S’il est une qualité qu’on peut souvent trouver au cinéma français, c’est celle de l’authenticité : nombreux sont les films qui parviennent à proposer une incursion dans un milieu, en décrypter les enjeux – et souvent, les tensions tragiques – avec justesse.
La tête haute s’inscrit clairement dans cette mouvance. Récit social à la limite du documentaire durant certaines séquences, le film suit la trajectoire chaotique d’un jeune garçon, Malony, qui multiplie les larcins et les récidives.
Avec une ambition exhaustive, Emmanuelle Bercot restitue les rouages du système et la façon dont celui-ci gère un électron libre incapable de se confronter au cadre d’une vie collective. La tête haute, de ce point de vue, est un film sur les structures : plutôt que de ne s’attacher qu’au parcours destructeur du jeune homme (Rod Paradot, impressionnant), la dynamique est celle de sa cohabitation avec ses entourages : sa famille, d’abord (sa mère, surtout, toxique), la juge pour mineurs (Catherine Deneuve, qui décidément transcende n’importe quel rôle) ou l’éducateur, les différents centres qui l’accueillent. Alors que le film social définit généralement le cadre comme un élément prépondérant du déterminisme, on s’attache ici davantage à montrer comment les institutions viennent en aide à ceux qui décrochent.
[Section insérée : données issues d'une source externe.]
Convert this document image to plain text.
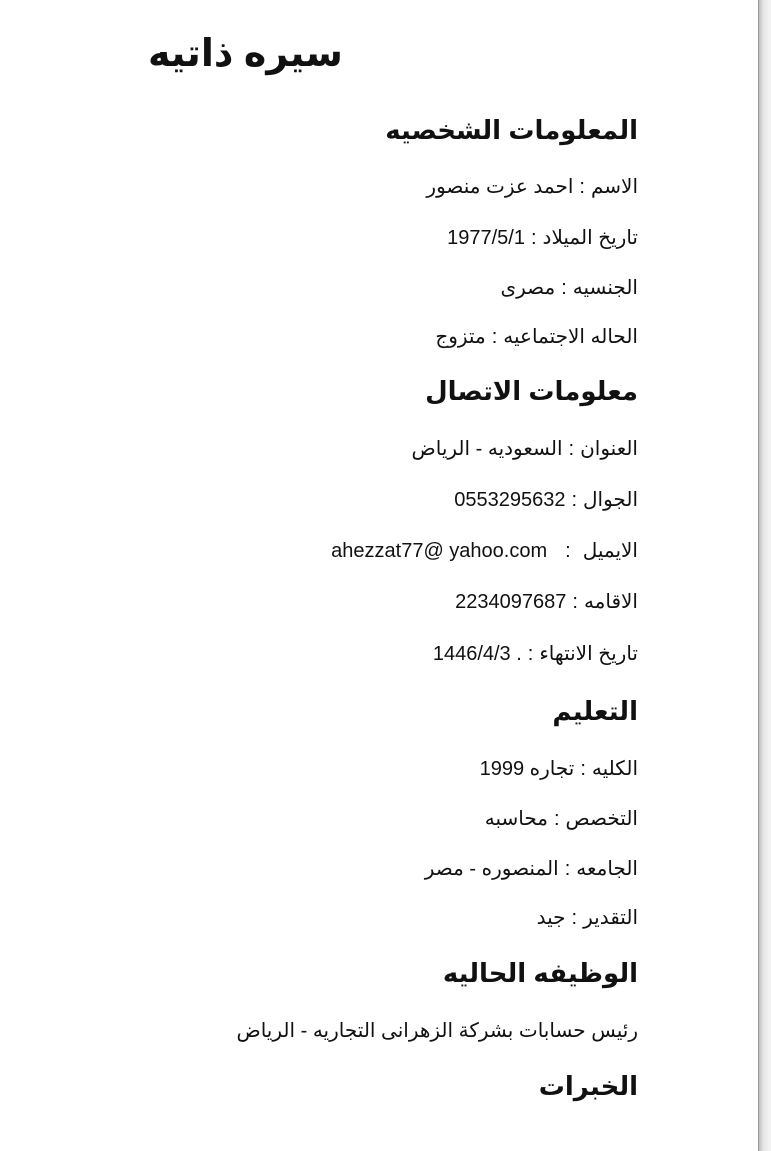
سيره ذاتيه
المعلومات الشخصيه
الاسم:احمد عزت منصور
تاريخ الميلاد:1977/5/1
الجنسيه:مصرى
الحاله الاجتماعيه:متزوج
معلومات الاتصال
العنوان:السعوديه - الرياض
الجوال:0553295632
الايميل:ahezzat77@ yahoo.com
الاقامه:2234097687
تاريخ الانتهاء:1446/4/3 .
التعليم
الكليه:تجاره 1999
التخصص:محاسبه
الجامعه:المنصوره - مصر
التقدير:جيد
الوظيفه الحاليه
رئيس حسابات بشركة الزهرانى التجاريه - الرياض
الخبرات
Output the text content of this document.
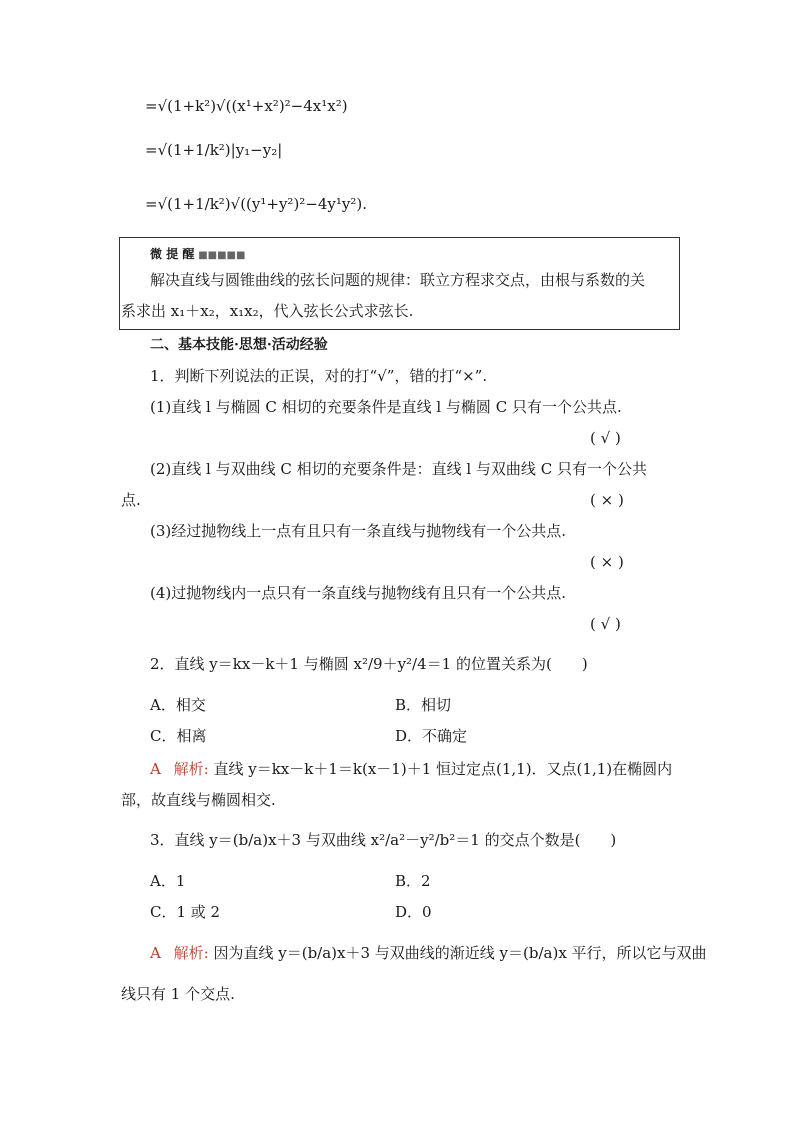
=√(1+k²)√((x¹+x²)²−4x¹x²)
=√(1+1/k²)|y₁−y₂|
=√(1+1/k²)√((y¹+y²)²−4y¹y²).
微 提 醒 ■■■■■
解决直线与圆锥曲线的弦长问题的规律：联立方程求交点，由根与系数的关
系求出 x₁＋x₂，x₁x₂，代入弦长公式求弦长.
二、基本技能·思想·活动经验
1．判断下列说法的正误，对的打“√”，错的打“×”.
(1)直线 l 与椭圆 C 相切的充要条件是直线 l 与椭圆 C 只有一个公共点.
( √ )
(2)直线 l 与双曲线 C 相切的充要条件是：直线 l 与双曲线 C 只有一个公共
点.	( × )
(3)经过抛物线上一点有且只有一条直线与抛物线有一个公共点.
( × )
(4)过抛物线内一点只有一条直线与抛物线有且只有一个公共点.
( √ )
2．直线 y＝kx－k＋1 与椭圆 x²/9＋y²/4＝1 的位置关系为(　　)
A．相交	B．相切
C．相离	D．不确定
A 解析: 直线 y＝kx－k＋1＝k(x－1)＋1 恒过定点(1,1)．又点(1,1)在椭圆内
部，故直线与椭圆相交.
3．直线 y＝(b/a)x＋3 与双曲线 x²/a²－y²/b²＝1 的交点个数是(　　)
A．1	B．2
C．1 或 2	D．0
A 解析: 因为直线 y＝(b/a)x＋3 与双曲线的渐近线 y＝(b/a)x 平行，所以它与双曲
线只有 1 个交点.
Evidemment, le risque est grand de glisser vers un panégyrique peu subtil sur la France, terre de l’aide sociale, écueil qu’évite savamment Bercot qui sait prendre une distance avec tous les partis en présence : on ne charge personne, on constate : comment la violence s’impose à un individu en souffrance, comment la persévérance des travailleurs sociaux ne paie pas toujours, et quelles peuvent être, aussi, leurs erreurs.
Cette volonté de ne pas virer à la démonstration trop orientée (pamphlet social à la Ken Loach ou documentaire type Education Nationale) légitime donc les errements du parcours et les nombreuses rechutes du protagoniste. La structure narrative n’en est pas moins assez répétitive (le nombre d’auditions devant le juge, pour un « rendez-vous de la dernière chance », est franchement redondant) et la frustration face à la stagnation irrite plus qu’elle n’émeut ou n’interpelle au bout d’un moment.
On est donc d’autant plus étonnés de constater les voies de dénouement proposées à cette tranche de vie. Parce qu’il semble inconcevable de ne pas conclure sur des ébauches d’espoir, le récit s’embourbe dans une histoire de paternité, et d’avortement annulé au dernier moment particulièrement malvenu, surtout qu’il se fait avec l’assentiment d’une éducatrice qui regarde les tourtereaux immatures avec la tendre certitude que ce sera dur, mais que tout est possible. On en viendrait presque à se demander si cette bifurcation est ironique au vu de toute la démonstration qui vient d’être faite durant deux heures…
Film sincère, authentique, un peu maladroit sur sa durée son final, La tête haute est méritant. On a envie de lui laisser ces chances dont il parle souvent très bien.